Actually, the sky might once have been the limit for the 60-year-old actor, who had lung cancer and died of pneumonia on April 10 in Manhattan. Raised in Sacramento, Calif., he studied aeronautical engineering at the University of Colorado in the late '50s, then switched to London's Royal Academy of Dramatic Arts and never stopped learning. "He knew the intricacies of the Pyramids," says friend Gary Burghoff, who played M*A*S*H's Radar O'Reilly, "and how to build an airplane. If ever there was a Renaissance man, it was Larry."
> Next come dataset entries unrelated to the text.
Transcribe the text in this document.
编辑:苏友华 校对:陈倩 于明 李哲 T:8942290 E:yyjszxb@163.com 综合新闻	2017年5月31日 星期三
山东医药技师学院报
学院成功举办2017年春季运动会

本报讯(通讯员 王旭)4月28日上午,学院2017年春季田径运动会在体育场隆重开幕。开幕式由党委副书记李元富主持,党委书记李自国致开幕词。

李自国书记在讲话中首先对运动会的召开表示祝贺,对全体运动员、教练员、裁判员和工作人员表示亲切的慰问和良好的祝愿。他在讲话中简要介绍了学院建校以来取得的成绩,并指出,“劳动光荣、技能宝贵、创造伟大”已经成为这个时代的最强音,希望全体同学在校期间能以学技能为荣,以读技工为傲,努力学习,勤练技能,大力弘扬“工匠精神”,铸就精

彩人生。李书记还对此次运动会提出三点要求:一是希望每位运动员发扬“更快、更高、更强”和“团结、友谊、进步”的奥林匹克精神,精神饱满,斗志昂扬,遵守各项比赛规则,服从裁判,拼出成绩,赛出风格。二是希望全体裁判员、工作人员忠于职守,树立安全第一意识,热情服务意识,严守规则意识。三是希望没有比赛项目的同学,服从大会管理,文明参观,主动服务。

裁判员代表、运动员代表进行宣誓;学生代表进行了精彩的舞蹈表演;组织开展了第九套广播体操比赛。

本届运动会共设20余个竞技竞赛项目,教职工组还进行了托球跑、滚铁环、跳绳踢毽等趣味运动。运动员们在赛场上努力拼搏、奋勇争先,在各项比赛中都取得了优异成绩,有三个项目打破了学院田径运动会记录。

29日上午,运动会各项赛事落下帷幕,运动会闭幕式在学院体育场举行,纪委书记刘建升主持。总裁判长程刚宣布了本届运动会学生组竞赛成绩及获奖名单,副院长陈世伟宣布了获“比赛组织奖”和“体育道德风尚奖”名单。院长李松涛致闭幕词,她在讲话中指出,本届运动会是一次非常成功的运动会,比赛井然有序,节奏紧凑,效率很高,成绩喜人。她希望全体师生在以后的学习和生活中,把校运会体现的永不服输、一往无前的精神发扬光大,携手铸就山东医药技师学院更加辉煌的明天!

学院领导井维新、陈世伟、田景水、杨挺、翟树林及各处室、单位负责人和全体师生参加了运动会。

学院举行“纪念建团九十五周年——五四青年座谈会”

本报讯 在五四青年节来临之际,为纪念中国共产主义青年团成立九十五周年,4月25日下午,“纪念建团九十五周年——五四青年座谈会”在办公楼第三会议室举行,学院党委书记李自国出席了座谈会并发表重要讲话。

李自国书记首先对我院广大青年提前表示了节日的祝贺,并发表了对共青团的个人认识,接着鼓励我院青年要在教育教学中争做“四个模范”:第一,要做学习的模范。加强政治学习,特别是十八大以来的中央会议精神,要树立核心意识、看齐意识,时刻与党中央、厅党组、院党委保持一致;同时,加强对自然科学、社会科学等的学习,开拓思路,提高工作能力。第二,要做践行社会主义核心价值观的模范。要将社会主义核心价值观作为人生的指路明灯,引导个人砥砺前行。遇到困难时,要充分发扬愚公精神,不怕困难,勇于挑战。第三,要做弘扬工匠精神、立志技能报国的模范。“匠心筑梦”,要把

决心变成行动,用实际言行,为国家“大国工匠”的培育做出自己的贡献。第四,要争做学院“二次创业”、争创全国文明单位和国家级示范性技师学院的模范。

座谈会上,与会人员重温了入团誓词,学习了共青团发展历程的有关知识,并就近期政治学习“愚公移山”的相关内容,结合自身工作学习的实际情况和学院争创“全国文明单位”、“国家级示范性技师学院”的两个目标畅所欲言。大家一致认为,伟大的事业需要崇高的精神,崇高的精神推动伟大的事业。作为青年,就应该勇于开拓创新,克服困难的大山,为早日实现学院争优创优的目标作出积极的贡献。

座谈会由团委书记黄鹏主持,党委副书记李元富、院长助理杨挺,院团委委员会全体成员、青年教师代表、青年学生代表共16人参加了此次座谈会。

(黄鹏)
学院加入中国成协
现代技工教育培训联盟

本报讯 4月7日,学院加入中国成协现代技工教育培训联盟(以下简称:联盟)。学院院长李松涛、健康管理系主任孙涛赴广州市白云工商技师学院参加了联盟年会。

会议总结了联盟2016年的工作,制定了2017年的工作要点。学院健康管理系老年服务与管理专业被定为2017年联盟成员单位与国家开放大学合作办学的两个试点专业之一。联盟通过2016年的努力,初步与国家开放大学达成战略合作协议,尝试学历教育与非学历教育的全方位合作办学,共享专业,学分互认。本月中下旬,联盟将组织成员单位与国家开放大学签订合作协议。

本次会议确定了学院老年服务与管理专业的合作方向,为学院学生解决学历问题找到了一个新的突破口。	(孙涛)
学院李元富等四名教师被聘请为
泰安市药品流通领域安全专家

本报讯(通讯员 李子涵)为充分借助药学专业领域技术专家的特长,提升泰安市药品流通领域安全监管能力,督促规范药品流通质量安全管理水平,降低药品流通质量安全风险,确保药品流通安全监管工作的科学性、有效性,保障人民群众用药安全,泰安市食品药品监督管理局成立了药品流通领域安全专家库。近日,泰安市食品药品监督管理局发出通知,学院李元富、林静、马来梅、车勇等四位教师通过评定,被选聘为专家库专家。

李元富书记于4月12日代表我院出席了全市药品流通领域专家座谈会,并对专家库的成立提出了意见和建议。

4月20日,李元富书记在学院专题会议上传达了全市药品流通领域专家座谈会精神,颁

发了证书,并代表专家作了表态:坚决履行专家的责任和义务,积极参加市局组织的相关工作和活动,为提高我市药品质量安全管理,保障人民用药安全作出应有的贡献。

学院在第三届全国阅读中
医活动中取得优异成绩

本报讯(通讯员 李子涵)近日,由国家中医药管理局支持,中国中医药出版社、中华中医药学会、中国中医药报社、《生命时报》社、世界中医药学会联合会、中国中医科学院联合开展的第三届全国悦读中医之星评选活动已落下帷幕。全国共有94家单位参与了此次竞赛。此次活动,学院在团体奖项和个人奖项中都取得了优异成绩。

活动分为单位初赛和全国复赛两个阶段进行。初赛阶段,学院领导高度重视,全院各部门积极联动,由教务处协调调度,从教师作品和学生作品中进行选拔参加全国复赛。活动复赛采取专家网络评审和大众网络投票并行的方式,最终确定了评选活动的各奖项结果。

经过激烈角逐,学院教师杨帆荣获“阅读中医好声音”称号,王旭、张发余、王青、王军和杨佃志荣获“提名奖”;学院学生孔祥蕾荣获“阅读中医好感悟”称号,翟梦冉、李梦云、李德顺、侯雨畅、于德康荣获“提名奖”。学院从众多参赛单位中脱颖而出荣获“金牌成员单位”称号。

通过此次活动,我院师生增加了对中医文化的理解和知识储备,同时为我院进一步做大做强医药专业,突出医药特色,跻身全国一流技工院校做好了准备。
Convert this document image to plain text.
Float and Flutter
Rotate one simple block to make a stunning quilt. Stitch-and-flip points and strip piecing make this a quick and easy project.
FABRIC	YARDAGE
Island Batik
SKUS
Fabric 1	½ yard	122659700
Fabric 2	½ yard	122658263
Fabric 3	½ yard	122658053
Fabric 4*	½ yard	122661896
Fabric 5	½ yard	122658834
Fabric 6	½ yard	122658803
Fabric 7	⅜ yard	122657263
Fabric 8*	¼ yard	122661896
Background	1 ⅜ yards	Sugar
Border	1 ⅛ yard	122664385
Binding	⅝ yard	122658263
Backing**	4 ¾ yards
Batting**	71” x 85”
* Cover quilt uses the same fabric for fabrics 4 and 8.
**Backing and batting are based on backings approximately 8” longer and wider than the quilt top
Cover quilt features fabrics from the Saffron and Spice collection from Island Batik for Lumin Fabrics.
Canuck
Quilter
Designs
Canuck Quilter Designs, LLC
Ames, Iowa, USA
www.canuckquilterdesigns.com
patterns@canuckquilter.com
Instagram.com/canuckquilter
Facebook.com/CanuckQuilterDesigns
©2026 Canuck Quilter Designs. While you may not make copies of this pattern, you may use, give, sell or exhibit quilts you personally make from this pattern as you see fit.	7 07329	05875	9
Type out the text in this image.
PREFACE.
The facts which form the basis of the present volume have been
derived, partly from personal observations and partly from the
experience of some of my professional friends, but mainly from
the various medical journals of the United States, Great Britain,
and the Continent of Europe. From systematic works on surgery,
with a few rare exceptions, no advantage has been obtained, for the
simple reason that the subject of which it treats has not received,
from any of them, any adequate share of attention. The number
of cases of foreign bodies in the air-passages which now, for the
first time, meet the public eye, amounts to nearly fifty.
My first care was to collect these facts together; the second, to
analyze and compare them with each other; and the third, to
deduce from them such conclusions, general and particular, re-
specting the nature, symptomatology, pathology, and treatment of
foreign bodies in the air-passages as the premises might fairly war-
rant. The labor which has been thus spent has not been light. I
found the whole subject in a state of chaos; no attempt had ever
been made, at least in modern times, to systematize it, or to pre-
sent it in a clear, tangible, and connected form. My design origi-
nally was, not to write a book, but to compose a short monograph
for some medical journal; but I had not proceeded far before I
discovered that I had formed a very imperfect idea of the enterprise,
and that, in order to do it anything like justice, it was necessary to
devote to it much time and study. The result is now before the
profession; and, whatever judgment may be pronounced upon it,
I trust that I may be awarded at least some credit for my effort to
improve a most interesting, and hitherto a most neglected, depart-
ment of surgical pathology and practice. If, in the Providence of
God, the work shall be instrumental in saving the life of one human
And if ever there was a weasel, it was Frank Burns. Inspired, Linville said, by "every idiot I've ever known," Frank became the bane of the 4077th Army surgical unit. Linville left the show in 1977 after five seasons, saying he was "sated" with the character nicknamed Ferret Face. A few failed sitcoms later, he described the decision, without regret, as "my own choice to be stupid and...jump off cliffs."
Married five times, he produced a daughter, Kelly, now 30 and a photo technician in L.A. (His widow, Deborah Guyden, works for a Manhattan bank.) After M*A*S*H, he plunged into regional theater. Despite having lost one lung to cancer—a disease he handled "courageously," says his daughter—Linville tap-danced last year in his musical-comedy debut in Millburn, N.J. "I wish his life had been less colorful, with a few less cigarettes and alcohol," says series creator Larry Gelbart. "He lived large, but I wish he'd lived long, too."
While M*A*S*H established Alan Alda as Hollywood's Mr. Nice Guy, costar Larry Linville came to be recognized worldwide as a sniveling, snitching loser. Linville, of course, was duly grateful. Had he not been cast as Maj. Frank Burns in the milestone CBS sitcom (1972-83), "I wouldn't have been a star," the actor once said. "Where the hell would I be?"